Beth tried to sit up again but Vega threatened her with a swift movement of the gun and Beth stayed where she was, propped on one elbow. “Vega,” she pleaded, beginning to lose faith in her powers of persuasion. “I know it’s been bad, I know it’s been terrible for you. Do you think that’s the only reason I ran away? Didn’t Cleve tell you anything? I told him to explain about Charlie, and the rest of it. Do you think it was easy for me to leave my children?”

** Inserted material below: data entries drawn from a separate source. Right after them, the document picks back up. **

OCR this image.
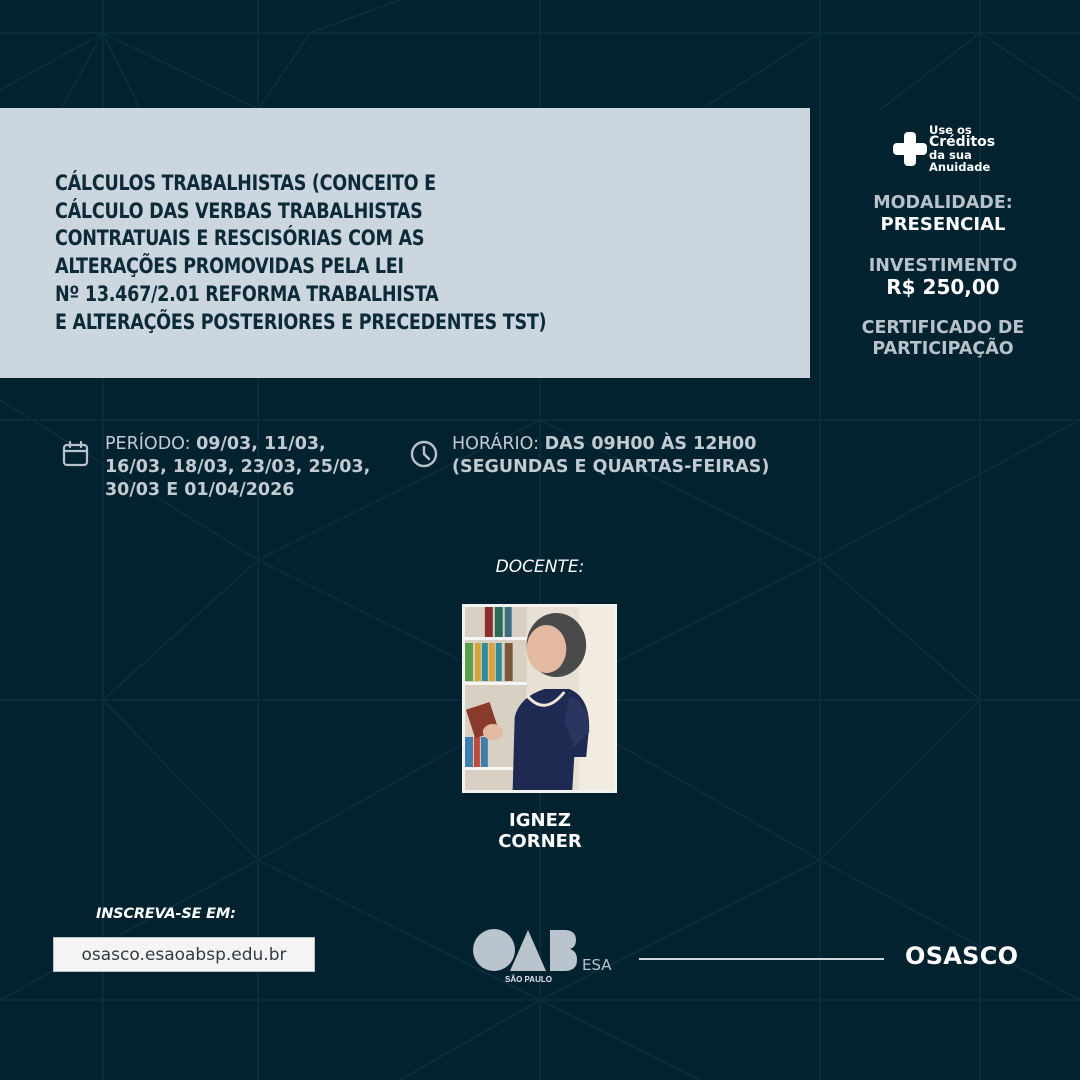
CÁLCULOS TRABALHISTAS (CONCEITO E
CÁLCULO DAS VERBAS TRABALHISTAS
CONTRATUAIS E RESCISÓRIAS COM AS
ALTERAÇÕES PROMOVIDAS PELA LEI
Nº 13.467/2.01 REFORMA TRABALHISTA
E ALTERAÇÕES POSTERIORES E PRECEDENTES TST)
Use os
Créditos
da sua
Anuidade
MODALIDADE:
PRESENCIAL
INVESTIMENTO
R$ 250,00
CERTIFICADO DE
PARTICIPAÇÃO
PERÍODO: 09/03, 11/03,
16/03, 18/03, 23/03, 25/03,
30/03 E 01/04/2026
HORÁRIO: DAS 09H00 ÀS 12H00
(SEGUNDAS E QUARTAS-FEIRAS)
DOCENTE:
IGNEZ
CORNER
INSCREVA-SE EM:
osasco.esaoabsp.edu.br
SÃO PAULO
ESA	OSASCO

“I don’t know. I only know I’m the one who suffered most from your going. Aside from that I don’t think anything anymore. And I know just one other thing, Beth, I want to see you suffer. I want to see you scared and shaking and miserable the way I’ve been ever since you left.”
She sat down in a chair facing the bed, as though she meant to stay a while.
“Will you—have a drink?” Beth asked. God, if I could just get her drunk! she thought.
“Cleve’s been doing all the family drinking lately,” Vega said. “I dried out in the hospital.” Her voice was so cold, her attitude so rare and strange in one given to hysterics, that Beth shivered involuntarily.
“Cigarette?” Beth said. If only she could get things on a talking basis, instead of this sharp bitter exchange that cut and frightened her; if only Vega would break down and cry and wail and let herself be comforted.
“I don’t feel like it,” Vega said, waving the pack away. Her voice, her eyes, left no doubt that she spoke the truth.
They stayed like that for a little while, neither one speaking or moving. Beth found Vega’s desperate eyes, the only part of her that seemed alive, more than she could bear, and she looked away.
“How long are you going to stay there like that?” she said at last.